The royal barge Gloriana at the head of the Diamond Jubilee river pageant – Andy Rain/EPA

But a world away from a family clustered on a processional river barge, hereditary-type political rule retains a certain durability. Hereditary succession is commonly associated with the out-and-out non-monarchical autocracies: the Kims of North Korea, the Assads of Syria, and up to recently the Gaddafis of Libya and Mubaraks of Egypt. But in between, in many of the countries that Freedom House might classify as being ‘partly free’, patterns of de facto dynastic rule still seem strikingly prevalent.

In the Philippines, the current president is the son of a former president (the Aquinos), having replaced a daughter of a former president (the Macapagals); the current president of Pakistan is the widow of a former prime minister, herself the daughter of a former prime minister and president (the Bhuttos); the president of Argentina is the widow of a former president (the Kirchners); on a short visit I made to India earlier in the year, TV coverage of upcoming regional polls were plastered with questions about the Gandhis; for over two decades the Bushes and Clintons have held high political office in the United States; the list goes on and on (Wikipedia has a handy little directory of political families here).
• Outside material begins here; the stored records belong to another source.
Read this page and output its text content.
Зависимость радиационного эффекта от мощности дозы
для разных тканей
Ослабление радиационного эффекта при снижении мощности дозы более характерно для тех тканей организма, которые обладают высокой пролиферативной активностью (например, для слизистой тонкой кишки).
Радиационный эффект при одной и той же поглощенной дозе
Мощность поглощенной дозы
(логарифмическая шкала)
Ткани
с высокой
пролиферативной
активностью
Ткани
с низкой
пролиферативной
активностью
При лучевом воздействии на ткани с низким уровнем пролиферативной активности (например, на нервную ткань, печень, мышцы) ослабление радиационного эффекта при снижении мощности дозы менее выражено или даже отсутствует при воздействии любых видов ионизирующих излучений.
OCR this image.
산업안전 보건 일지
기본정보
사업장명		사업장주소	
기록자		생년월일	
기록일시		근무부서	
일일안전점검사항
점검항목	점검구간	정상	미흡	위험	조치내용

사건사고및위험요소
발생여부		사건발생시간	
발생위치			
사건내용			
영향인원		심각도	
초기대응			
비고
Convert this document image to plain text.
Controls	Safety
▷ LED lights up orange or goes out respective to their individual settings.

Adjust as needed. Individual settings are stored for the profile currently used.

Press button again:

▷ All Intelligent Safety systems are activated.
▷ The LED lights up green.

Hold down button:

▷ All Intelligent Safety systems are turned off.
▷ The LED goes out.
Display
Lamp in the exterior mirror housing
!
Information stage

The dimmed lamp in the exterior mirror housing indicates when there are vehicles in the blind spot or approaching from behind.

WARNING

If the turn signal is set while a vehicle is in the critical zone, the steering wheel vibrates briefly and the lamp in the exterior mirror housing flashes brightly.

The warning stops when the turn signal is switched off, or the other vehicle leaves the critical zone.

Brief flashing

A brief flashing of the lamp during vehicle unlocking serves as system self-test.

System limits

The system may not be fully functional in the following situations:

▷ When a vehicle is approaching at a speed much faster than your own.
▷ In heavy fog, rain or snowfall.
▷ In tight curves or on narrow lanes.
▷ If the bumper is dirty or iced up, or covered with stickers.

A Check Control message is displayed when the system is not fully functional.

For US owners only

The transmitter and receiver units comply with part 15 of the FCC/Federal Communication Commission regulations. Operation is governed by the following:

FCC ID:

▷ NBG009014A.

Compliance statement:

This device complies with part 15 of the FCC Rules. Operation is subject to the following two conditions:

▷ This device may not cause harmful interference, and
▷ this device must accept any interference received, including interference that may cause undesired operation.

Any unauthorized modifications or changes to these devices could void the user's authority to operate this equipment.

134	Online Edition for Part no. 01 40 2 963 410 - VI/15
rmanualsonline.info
When Yingluck Shinawatra became Thailand’s prime minister last year, widely seen as a mark of her brother and former prime minister’s (Thaksin Shinawatra) popularity, a good longform Guardian piece searched for explanations for a specifically female succession in dynastic families: Women appear “when the men have already left the stage: often murdered by opponents, or otherwise incapacitated. Frequently, there is no male alternative – perhaps because sons are too young; perhaps because others are not up to the task”, or alternatively, that “The depiction of female leaders as innocents reflects enduring stereotypes about women in politics, but it can also be exploited by them. They can embody the promise of change and represent moral purity in comparison to their opponents.”

I don’t have any firm answers to the likelihood of when females might be more likely to gain power, but the larger question to me, still seems to be trying to explain the dynastic politics of modern-day democracies. (I don’t have any answers to this either). Somewhere in the mix are probably the cult-ness of personality, the strength of the party and governing machinery, and the advantages of a recognizable family ‘brand’ name. Nonetheless, it seems, beyond the world of monarchies, crowns and royal honorifics, hereditary political power is still going strong.